The justices concluded that plans deemed exempt for 30 years should continue to be so.
The high court’s ruling comes as many nonprofit community hospitals are struggling to stay afloat. Alan Macdonald, president and CEO of Hallmark Health, told Healthcare Dive recently that the Massachusetts health system has been operating at a loss for four years. Feeding the problem is an increase in patients on government programs, which reimburse at lower rates than private payers.
Other faith-based hospitals have also financially stressed.

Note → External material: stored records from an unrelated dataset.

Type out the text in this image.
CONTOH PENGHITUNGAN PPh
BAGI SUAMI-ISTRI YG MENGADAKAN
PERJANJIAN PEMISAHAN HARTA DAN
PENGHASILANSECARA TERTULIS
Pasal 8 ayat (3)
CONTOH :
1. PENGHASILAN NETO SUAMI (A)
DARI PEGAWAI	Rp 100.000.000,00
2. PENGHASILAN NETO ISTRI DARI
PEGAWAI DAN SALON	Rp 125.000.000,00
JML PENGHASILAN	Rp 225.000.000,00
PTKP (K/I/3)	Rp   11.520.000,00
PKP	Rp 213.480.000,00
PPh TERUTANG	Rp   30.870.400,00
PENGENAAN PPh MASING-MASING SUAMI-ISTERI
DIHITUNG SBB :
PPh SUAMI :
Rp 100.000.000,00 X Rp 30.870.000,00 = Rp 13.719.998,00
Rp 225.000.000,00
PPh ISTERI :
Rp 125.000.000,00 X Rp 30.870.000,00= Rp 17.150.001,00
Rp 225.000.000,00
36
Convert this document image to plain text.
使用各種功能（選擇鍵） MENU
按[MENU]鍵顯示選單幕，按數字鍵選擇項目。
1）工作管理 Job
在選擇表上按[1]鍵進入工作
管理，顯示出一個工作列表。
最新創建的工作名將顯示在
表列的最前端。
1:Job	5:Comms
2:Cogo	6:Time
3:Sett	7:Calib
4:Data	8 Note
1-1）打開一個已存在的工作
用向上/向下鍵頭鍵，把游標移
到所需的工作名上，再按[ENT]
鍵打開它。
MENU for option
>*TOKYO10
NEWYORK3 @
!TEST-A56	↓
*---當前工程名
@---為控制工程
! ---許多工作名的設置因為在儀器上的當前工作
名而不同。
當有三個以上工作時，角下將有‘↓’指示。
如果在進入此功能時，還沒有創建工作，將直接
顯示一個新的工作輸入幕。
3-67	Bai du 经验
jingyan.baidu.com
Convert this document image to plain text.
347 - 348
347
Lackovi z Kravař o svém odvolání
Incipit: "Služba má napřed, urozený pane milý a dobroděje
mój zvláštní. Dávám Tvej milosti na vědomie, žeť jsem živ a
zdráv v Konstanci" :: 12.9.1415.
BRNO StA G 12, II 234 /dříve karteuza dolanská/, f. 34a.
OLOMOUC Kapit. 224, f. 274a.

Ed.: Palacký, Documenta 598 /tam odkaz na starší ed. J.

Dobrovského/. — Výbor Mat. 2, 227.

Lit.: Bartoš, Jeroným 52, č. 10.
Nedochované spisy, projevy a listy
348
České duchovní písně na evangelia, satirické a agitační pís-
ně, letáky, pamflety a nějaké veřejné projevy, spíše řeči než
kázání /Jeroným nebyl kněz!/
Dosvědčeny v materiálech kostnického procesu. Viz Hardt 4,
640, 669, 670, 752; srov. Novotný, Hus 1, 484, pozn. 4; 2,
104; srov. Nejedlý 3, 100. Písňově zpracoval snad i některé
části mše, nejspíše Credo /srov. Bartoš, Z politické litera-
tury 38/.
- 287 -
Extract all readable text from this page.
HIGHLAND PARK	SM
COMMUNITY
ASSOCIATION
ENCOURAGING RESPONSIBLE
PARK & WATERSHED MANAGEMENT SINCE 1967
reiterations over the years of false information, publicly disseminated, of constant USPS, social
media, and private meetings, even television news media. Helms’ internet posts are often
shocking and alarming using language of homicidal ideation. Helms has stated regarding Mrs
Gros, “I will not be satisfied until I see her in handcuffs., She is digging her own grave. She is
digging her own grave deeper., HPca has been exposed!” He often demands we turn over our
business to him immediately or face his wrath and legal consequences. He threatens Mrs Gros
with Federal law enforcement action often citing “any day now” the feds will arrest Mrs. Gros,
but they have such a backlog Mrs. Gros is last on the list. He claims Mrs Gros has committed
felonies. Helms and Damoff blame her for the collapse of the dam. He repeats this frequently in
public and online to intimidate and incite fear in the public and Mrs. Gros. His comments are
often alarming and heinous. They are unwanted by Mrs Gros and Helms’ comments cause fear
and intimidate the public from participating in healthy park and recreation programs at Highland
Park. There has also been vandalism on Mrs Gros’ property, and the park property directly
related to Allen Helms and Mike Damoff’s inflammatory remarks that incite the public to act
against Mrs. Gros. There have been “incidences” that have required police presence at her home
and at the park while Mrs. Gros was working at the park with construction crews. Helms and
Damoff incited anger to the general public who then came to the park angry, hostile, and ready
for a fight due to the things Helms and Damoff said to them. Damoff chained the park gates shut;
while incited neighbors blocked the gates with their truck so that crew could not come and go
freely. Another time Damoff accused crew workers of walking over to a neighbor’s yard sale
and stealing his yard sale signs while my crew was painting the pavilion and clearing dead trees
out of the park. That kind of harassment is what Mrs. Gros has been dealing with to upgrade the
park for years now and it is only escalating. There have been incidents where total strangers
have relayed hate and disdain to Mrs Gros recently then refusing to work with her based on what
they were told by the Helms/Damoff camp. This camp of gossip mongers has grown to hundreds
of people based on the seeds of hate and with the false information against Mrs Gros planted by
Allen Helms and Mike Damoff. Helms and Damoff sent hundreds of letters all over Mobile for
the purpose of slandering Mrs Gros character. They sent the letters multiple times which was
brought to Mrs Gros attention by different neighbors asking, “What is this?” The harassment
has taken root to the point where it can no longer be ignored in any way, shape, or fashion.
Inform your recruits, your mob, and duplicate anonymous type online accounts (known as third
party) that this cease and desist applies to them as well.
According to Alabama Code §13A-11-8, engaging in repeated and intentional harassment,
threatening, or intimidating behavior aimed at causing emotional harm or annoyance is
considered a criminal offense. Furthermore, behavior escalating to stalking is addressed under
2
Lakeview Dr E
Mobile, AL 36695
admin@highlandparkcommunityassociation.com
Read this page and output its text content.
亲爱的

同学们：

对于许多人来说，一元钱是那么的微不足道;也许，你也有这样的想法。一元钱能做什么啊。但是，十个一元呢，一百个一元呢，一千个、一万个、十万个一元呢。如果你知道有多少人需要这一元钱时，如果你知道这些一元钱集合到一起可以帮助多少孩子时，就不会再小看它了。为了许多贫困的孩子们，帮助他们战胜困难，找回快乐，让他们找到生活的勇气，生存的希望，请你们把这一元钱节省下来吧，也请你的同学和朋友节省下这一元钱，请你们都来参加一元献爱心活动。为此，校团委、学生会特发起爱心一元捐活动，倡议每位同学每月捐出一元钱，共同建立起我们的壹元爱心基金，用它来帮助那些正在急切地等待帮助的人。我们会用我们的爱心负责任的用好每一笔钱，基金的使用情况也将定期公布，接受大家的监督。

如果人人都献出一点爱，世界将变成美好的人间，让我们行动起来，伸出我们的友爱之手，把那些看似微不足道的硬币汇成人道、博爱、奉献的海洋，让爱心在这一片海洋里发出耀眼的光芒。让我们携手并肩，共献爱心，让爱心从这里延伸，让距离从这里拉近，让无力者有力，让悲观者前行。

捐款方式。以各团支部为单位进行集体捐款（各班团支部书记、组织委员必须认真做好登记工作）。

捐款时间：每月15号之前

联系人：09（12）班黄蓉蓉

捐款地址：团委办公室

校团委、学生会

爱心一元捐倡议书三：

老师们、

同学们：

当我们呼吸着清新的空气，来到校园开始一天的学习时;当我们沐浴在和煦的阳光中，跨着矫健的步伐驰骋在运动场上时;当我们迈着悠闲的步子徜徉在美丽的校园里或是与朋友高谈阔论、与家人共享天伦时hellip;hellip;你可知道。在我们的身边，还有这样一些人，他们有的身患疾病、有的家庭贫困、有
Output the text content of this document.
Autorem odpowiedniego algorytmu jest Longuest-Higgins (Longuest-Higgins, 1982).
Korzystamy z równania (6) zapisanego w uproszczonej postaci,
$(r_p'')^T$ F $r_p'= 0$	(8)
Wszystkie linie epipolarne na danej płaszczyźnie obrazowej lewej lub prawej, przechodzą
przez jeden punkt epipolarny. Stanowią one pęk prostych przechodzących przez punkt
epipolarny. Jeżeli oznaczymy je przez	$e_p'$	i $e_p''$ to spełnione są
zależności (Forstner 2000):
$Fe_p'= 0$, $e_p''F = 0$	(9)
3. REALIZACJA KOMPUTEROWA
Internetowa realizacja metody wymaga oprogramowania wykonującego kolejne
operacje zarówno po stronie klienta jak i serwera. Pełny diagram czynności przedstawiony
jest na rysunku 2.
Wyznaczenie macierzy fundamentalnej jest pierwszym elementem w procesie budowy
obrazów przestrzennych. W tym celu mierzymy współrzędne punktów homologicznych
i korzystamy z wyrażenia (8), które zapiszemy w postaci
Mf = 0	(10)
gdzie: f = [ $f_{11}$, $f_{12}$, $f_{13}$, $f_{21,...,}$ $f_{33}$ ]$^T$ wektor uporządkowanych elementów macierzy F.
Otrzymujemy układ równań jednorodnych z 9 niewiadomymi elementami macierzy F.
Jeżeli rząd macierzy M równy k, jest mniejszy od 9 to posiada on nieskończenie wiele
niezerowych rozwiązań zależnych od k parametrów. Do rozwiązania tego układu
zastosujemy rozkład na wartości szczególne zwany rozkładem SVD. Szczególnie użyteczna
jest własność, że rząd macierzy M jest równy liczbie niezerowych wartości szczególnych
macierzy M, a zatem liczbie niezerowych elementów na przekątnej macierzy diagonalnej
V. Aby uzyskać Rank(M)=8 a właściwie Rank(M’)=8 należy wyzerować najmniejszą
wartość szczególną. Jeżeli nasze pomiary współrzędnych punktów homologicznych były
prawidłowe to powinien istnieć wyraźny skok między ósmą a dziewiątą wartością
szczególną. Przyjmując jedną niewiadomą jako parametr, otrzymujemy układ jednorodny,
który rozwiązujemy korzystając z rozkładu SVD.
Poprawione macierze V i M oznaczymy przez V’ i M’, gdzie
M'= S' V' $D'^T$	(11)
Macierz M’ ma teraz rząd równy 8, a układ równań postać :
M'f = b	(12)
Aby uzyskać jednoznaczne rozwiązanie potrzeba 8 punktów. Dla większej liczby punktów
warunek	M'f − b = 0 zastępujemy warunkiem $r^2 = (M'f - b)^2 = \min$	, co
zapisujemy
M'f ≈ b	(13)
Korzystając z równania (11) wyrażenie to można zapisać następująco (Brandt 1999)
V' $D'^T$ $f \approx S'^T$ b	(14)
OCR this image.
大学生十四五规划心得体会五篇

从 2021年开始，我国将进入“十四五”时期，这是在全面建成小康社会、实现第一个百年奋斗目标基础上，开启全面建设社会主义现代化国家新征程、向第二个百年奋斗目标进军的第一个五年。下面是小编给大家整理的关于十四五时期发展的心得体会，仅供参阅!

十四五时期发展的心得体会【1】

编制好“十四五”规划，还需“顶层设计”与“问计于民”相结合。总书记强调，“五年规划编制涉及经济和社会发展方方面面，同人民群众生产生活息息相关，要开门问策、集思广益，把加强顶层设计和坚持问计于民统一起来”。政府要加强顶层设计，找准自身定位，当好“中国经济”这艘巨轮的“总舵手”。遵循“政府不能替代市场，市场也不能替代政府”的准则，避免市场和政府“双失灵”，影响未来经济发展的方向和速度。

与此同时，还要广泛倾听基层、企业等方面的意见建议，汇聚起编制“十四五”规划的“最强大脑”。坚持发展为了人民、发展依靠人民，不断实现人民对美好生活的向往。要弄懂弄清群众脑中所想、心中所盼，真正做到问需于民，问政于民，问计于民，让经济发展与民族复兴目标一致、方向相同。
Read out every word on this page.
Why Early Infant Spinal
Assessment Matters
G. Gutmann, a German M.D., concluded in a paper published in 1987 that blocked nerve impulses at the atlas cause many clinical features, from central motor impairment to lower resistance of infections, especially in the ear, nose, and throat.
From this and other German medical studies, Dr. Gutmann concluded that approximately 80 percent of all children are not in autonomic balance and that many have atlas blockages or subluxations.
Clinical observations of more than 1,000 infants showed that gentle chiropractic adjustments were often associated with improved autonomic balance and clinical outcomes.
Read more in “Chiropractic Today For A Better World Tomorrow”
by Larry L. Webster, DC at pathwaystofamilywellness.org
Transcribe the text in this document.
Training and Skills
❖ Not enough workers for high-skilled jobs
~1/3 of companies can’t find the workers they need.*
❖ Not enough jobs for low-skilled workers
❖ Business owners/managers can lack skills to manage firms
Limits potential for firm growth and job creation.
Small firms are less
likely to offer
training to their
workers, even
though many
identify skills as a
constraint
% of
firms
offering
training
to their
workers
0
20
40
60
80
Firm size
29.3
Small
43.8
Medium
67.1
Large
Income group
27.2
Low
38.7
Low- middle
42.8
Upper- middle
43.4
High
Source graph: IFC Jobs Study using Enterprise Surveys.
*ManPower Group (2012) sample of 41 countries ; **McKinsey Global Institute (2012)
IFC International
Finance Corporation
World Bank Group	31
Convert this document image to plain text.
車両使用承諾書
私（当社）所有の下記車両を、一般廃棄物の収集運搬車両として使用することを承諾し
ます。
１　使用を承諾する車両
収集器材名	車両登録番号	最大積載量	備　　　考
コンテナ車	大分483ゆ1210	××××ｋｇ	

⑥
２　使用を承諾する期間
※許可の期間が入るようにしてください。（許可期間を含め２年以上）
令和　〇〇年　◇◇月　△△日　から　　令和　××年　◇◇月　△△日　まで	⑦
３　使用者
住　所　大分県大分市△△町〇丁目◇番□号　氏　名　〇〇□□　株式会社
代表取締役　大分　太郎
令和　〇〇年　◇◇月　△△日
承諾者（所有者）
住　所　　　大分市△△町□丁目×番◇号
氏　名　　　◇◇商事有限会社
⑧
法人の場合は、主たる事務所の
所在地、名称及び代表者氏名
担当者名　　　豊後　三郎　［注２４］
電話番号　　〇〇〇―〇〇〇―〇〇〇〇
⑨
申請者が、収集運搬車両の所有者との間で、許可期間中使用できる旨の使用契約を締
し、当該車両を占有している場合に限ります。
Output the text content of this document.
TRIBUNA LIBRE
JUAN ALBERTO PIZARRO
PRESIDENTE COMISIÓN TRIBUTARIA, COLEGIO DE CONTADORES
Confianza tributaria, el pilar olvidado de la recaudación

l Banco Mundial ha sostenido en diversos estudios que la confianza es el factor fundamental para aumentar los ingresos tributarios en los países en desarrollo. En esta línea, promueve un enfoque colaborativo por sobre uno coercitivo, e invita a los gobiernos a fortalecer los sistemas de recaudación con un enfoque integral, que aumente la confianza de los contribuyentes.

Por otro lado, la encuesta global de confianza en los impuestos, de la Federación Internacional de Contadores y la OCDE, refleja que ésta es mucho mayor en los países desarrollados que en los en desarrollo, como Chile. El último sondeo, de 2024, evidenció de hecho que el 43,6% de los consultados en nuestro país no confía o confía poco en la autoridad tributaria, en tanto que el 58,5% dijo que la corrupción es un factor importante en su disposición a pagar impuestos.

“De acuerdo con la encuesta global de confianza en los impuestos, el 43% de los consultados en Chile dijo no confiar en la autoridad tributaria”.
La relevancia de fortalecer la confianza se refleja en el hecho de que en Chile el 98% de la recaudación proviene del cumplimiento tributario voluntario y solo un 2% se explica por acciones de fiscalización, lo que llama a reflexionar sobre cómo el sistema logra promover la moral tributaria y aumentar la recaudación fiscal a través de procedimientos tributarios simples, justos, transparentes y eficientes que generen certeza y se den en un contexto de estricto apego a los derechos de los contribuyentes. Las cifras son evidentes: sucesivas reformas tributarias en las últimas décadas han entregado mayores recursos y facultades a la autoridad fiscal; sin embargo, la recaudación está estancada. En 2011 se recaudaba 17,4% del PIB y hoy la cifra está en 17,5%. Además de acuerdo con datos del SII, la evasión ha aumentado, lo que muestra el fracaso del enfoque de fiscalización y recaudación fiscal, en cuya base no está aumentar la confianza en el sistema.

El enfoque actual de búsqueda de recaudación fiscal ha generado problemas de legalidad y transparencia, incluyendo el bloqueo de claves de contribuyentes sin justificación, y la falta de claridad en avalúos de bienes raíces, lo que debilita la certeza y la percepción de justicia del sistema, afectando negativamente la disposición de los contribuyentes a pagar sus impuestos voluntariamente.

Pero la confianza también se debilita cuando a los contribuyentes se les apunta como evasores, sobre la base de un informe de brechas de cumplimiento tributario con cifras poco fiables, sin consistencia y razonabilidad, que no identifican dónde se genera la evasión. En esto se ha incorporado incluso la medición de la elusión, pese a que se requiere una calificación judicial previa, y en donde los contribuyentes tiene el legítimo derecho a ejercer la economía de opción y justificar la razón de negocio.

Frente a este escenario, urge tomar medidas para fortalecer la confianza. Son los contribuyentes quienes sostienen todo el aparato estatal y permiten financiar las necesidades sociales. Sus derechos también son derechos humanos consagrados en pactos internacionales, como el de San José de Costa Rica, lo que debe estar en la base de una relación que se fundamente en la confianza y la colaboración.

In November, Catholic Health Initiatives reported a $483 million operating loss in its merger plans with Dignity Health. The 103-hospital system saw revenues rise to $15.9 billion last year, but expenses also rose 10.2% to $16.1 billion.
Community Health Systems has also been struggling to bring down $15 billion in debt tied to its 2014 acquisition of Health Management Associates. In November, CEO Wayne Smith announced the sale of 17 hospitals valued at about $1.2 billion. The divestitures are part of a string of sales over the past year that could reach up to 30 hospitals.